史都の正体
「ねえねえ、凛。これ、史都に似てない?」
登校するや、スマホ片手に凛の席へやってきた三つ編み美少女は、笹本久美です。
「ん、どれどれ…」
久美が机の上に乗せてきたスマホの画面を、ちょいと凛が覗けば、そこに映るは、セーラー服姿の女の子…の人形の画像です。
「わ、ほんとだ。確かに、よく似てる…って、久美。これ、なんの人形? すんごいリアルだけど…」
すると久美が、にわかに小声で言いました。
「これね、ラ〇ドールだって、さ」
「え、ラ〇ドールって、まさかあの…?」
凛もまた、こそこそと。
「そう、あの…ね」
なるほど、そこはイマドキの娘か。その主な用途については、凛も久美も、しかと把握しているようです。

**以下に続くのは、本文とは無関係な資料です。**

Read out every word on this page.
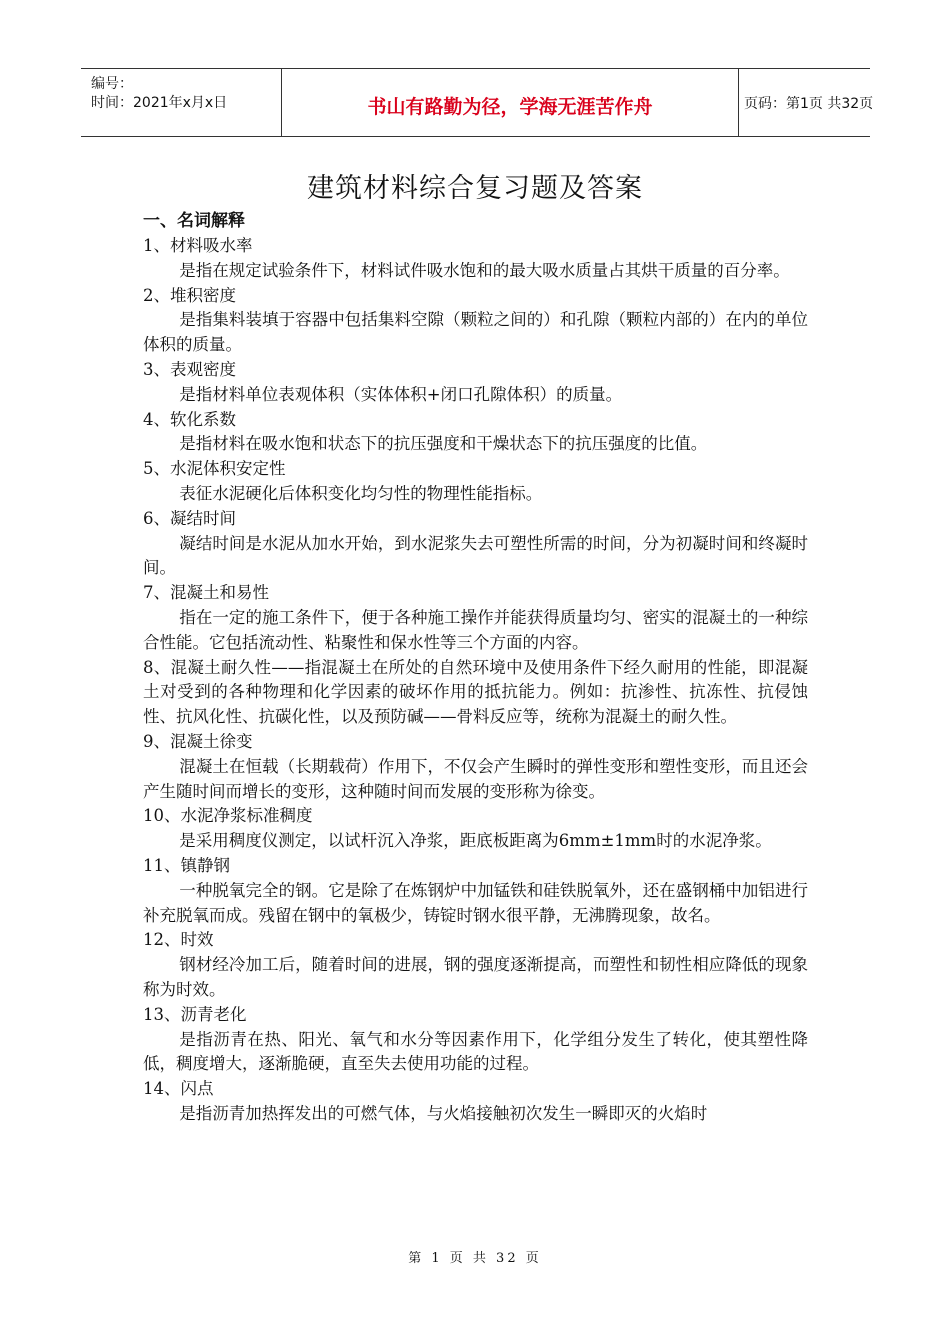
编号：
时间：2021年x月x日	书山有路勤为径，学海无涯苦作舟	页码：第1页 共32页
建筑材料综合复习题及答案
一、名词解释
1、材料吸水率
是指在规定试验条件下，材料试件吸水饱和的最大吸水质量占其烘干质量的百分率。
2、堆积密度
是指集料装填于容器中包括集料空隙（颗粒之间的）和孔隙（颗粒内部的）在内的单位体积的质量。
3、表观密度
是指材料单位表观体积（实体体积+闭口孔隙体积）的质量。
4、软化系数
是指材料在吸水饱和状态下的抗压强度和干燥状态下的抗压强度的比值。
5、水泥体积安定性
表征水泥硬化后体积变化均匀性的物理性能指标。
6、凝结时间
凝结时间是水泥从加水开始，到水泥浆失去可塑性所需的时间，分为初凝时间和终凝时间。
7、混凝土和易性
指在一定的施工条件下，便于各种施工操作并能获得质量均匀、密实的混凝土的一种综合性能。它包括流动性、粘聚性和保水性等三个方面的内容。
8、混凝土耐久性——指混凝土在所处的自然环境中及使用条件下经久耐用的性能，即混凝土对受到的各种物理和化学因素的破坏作用的抵抗能力。例如：抗渗性、抗冻性、抗侵蚀性、抗风化性、抗碳化性，以及预防碱——骨料反应等，统称为混凝土的耐久性。
9、混凝土徐变
混凝土在恒载（长期载荷）作用下，不仅会产生瞬时的弹性变形和塑性变形，而且还会产生随时间而增长的变形，这种随时间而发展的变形称为徐变。
10、水泥净浆标准稠度
是采用稠度仪测定，以试杆沉入净浆，距底板距离为6mm±1mm时的水泥净浆。
11、镇静钢
一种脱氧完全的钢。它是除了在炼钢炉中加锰铁和硅铁脱氧外，还在盛钢桶中加铝进行补充脱氧而成。残留在钢中的氧极少，铸锭时钢水很平静，无沸腾现象，故名。
12、时效
钢材经冷加工后，随着时间的进展，钢的强度逐渐提高，而塑性和韧性相应降低的现象称为时效。
13、沥青老化
是指沥青在热、阳光、氧气和水分等因素作用下，化学组分发生了转化，使其塑性降低，稠度增大，逐渐脆硬，直至失去使用功能的过程。
14、闪点
是指沥青加热挥发出的可燃气体，与火焰接触初次发生一瞬即灭的火焰时
第 1 页 共 32 页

「しっかし、久美ってば、こんな画像を見る趣味があったの?」
「んいや、違うわよ。海外に留学してる私のお兄ちゃんが、友達の家にあったとかで、わざわざ画像を送ってきたの。史都ちゃんに似てるだろ…って」
いやはや、その友達も友達なら、兄も兄です。まったく。
「いや〜、それにしてもよく出来てるわ〜」
「なにが、よく出来てるんですか〜」
「うわっ、史都ったら、いつの間にっ!?」
ウィッグこそ黒髪になりましたが、いまやすっかり元通りの姿。本当に、いつの間にか史都が、ラジカセを手に凛の背後に立っています。
「あいや、あのその…そうそう、史都は勉強がよく出来てるな〜、っていう話よ。うん、そうなのよ」
などと凛が誤魔化す間に、ささと久美がスマホを収めたところで、
き〜んこ〜ん〜か〜んこ〜んっ…
始業のチャイムが鳴り響きました。いそいそだらだら、それぞれ動きに差はあれど、皆が皆、自身の席へと戻ってゆきます。
さて、その後ホームルームとなってからも、しばし凛は考えていました。そういえば史都は『何の人形』なのか、と。
…う〜ん、そうね。この際だから、確かめてみようかな…
史都とは逆に、廊下側は最後尾の席。自身の心で、ひとり呟く凛です。
しかし、確かめるにしても、一体どうやって?
…やっぱり、この方法が一番手っ取り早いわよね…
なにか考えがあるようです。やや遠く、史都の横顔に向かって、凛が小さく頷きました。